I have been reviewing the R/limma manual (esp. sections 9.6.1 and 9.6.2), and need conceptual help in applying this.
In brief, I have a time serise with 12 Times(unevenly spaced), and for my Treatment I have 6 replicate Control individuals plus 8 replicate Affected individuals (14 people total, with repeated measurements over time). Call these variables of interest Time and Treatment.
I also have a covariate of interest recorded for each person and timepoint, measuring a phenotype as a continuous variable. Call the variable P.
I have been considering using the regression spline as in example 9.6.2 many time points, thinking this is more appropriate.
My questions:
(A) Is it correct to include a covariate with the regression spline? E.g., if I follow the example where X=ns(Time, df=number); design=model.matrix(~Treatment*X*P).
I am not sure if it's valid to make this sort of an ANCOVA-type regression, or how to modify it?
My primary contrasts of interest would be the Treatment:Time interaction (impact of treatment during a series of 4 baseline, 4 experimental, plus 4 recovery times), and the relation of covariate P on gene expression.
It might be nice to explore other interactions, but I am a bit concerned with over-paramterizing the model and being able to interpret it correctly, and with testing too many contrasts. Perhaps I should have the 3-way interaction in the design matrix and only select a few contrasts (Time:Treatment, P) to analyze.
I did see there was a 'global' correction for multiple contrasts.
(B) How do I select the df? The limma example suggests 3-5, but it has 16 Control + 16 Treatment individuals with no replication.
I could select 12 knots for my 12 timepoints (df=14, or 1+1+12knots), and if the times were evenly spaced that would yield 14 datapoints (6 Control + 6 Treatment subjects) in each knot-bounded interval, if my understanding is right.
Yet that would lead to a model with a large number of parameters (for a design=model.matrix(~Treatment*X*PVT) there are 52 columns in the matrix).

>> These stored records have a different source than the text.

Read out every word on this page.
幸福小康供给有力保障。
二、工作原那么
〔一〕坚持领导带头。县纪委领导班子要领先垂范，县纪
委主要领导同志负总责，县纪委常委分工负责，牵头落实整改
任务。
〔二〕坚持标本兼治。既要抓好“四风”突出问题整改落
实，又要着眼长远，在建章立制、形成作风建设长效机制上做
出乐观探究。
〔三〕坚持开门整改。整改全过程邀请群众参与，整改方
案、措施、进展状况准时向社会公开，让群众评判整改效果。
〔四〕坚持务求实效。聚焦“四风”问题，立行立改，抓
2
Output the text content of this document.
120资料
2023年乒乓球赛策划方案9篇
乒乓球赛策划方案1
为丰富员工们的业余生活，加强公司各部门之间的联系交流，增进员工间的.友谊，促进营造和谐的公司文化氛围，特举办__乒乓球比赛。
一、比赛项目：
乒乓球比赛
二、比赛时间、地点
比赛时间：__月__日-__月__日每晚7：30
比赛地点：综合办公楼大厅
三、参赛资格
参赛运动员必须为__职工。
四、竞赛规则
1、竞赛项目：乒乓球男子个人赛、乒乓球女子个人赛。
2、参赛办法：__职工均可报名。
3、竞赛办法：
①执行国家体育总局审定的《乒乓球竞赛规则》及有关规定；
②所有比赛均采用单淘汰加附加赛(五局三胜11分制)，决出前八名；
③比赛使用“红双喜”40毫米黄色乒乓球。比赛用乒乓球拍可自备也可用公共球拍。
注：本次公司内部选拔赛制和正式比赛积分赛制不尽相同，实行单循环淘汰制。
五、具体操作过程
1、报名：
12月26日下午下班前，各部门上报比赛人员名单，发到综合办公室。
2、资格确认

I'm not sure if that is valid for a dataset with only 14 subjects?
I could do a heuristic trial and error with different values for df, but I'm not sure how best to then evaluate and compare results of different models, since there is no AIC/BIC type output.
I assume I ultimately will need to add a Subjects factor to the design matrix and/or use the duplicateCorrelation command to account for repeated measurements (the 12 timepoints) on each subject.
Thank you in advance for your help in setting up the model.matrix and spline functions.
Hilary
Thank you very much. This is very helpful. I have a couple more questions, and especially am hoping you wouldn't mind scanning my contrasts (coef) setup below to see if I correctly interpreted what you said. Mainly I'm uncertain of my setup because I typically am able to make one contrasts matrix for all factors I want to test, and in this case I wasn't able to figure out how to do so.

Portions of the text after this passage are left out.